Gideon, also called Jerubbaal1, was a brave Israelite feared by the Madianites invaders. God chose him to be judge of Israel. His call for this mission was especially particular, as the Lord’s messenger appeared to him. He was in his winepress when it appeared to him. There, he threshed the wheat he had managed to hide from the Madianites. At that moment, he was thinking sadly about the situation of Israel and about what could be done in order to reach freedom. Suddenly, the Lord’s messenger appeared to him and spoke to him, saying that he was to be sent to save Israel.2 Gideon, being hospitable, prepared a young goat and unleavened bread, but he wanted a signal of who the visitor really was. Then the Messenger touched the meat and the unleavened bread with his staff and a fire flame came out from the rock and devoured the offering. He thought he was going to die, for he had seen the Lord’s messenger face-to-face. He guaranteed him that he would not die and vanished out of sight.3 Gideon was told to break down his own father’s altar to Baal, and he had to build another to the Lord on the rock where the offering had been burned, to present a second offering to the Lord. At night, he faithfully carried out the divine order.4
After fighting idolatry, he had to lead an army against the Madianites.5 However, Gideon did not dare to head the army without additional evidence that God had chosen him, and that He would be by his side. Oddly, he asked for a new and strange signal of God’s will. He begged: “To see if you really intend to rescue Israel through me as you have declared, I’m now putting a wool fleece on the threshing floor. If there is dew only on the fleece but all the ground is dry, then I’ll know that you are going to rescue Israel through me, as you have declared”.6 In the morning, the fleece was wet, and the ground was dry.

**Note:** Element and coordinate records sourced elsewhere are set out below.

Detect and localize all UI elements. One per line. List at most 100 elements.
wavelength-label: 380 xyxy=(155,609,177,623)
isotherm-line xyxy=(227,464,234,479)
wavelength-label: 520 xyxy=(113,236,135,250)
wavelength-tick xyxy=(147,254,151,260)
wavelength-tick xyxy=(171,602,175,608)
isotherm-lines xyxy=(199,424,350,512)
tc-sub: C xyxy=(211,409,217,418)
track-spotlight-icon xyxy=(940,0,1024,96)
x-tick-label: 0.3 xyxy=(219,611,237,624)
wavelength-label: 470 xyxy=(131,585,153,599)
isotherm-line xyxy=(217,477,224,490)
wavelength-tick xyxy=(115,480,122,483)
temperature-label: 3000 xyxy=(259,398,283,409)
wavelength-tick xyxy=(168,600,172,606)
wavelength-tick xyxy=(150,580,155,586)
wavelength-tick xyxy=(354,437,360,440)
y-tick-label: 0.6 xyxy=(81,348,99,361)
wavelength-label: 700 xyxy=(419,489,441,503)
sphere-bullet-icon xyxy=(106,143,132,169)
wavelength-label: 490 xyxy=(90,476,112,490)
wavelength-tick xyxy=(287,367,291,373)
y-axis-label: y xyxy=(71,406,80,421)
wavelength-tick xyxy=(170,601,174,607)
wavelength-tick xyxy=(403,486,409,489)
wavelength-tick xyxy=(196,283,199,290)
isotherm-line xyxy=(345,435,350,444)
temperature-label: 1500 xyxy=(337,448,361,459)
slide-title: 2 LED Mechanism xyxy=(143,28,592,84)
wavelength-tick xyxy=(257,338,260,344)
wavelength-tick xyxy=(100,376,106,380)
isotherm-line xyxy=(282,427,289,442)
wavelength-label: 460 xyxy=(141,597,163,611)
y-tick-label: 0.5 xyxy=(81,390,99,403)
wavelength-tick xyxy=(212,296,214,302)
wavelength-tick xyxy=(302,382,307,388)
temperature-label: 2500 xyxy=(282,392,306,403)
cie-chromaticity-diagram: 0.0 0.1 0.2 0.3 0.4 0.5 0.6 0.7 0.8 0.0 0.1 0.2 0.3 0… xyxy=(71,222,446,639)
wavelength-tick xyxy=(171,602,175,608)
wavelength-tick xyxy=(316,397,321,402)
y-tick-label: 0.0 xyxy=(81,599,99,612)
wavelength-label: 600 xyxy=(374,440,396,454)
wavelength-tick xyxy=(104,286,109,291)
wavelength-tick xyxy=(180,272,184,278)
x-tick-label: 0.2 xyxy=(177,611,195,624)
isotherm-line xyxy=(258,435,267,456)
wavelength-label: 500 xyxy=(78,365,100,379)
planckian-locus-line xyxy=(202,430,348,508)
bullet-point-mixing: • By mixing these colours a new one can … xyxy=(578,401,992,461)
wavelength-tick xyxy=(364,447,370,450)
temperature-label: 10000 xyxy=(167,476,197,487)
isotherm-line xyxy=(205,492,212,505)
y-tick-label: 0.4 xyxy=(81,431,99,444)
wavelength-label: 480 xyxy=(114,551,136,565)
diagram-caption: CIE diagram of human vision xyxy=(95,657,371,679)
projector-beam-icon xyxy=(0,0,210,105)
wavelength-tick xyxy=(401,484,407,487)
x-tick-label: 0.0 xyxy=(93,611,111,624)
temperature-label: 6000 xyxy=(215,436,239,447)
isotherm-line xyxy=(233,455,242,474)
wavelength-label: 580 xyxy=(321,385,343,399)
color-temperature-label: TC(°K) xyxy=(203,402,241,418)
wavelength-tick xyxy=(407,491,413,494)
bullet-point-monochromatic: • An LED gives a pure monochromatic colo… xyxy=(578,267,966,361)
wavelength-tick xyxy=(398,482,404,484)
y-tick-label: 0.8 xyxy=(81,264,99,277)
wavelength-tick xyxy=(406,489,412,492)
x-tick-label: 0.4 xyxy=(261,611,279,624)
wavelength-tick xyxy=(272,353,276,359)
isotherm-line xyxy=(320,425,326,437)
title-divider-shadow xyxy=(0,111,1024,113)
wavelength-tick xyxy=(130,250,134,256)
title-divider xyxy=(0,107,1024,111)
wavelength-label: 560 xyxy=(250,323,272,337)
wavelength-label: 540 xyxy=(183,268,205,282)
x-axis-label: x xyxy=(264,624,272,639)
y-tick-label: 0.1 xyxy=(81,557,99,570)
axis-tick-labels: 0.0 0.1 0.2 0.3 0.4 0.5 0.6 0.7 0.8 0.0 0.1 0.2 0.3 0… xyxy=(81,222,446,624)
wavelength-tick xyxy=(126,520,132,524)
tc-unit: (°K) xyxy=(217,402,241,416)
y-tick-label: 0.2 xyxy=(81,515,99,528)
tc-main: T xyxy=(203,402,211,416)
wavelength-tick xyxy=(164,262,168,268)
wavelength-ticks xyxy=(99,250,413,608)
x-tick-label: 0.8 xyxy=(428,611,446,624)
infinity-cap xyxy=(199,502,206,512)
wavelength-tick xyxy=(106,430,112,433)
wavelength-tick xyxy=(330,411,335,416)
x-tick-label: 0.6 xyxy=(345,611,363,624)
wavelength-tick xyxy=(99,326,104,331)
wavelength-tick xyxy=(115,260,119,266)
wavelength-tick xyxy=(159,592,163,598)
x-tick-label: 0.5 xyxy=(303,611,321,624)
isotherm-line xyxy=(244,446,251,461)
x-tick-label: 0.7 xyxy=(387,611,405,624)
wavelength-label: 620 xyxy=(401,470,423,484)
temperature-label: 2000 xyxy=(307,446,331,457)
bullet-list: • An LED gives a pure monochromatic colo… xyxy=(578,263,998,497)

However, he doubted, as wool naturally absorbs air’s humidity, so he thought that maybe this signal was not decisive. As a consequence, and praying that his extreme caution would not be unpleasant to the Lord, he asked that the signal was the other way round. His wish was granted.7 It encouraged Gideon to fight the invaders.8
What happened then is one of the most amazing actions of God. Gideon had recruited almost three thousand men; he only needed three hundred to defeat de Madianites just by doing exactly what God had told them. This proves once more the Lord’s supernatural power.9 God does not always choose the most talented men, but those who can serve him better. The Lord can work more efficiently through those who understand their own limitations, and want to trust him as leader and source of power.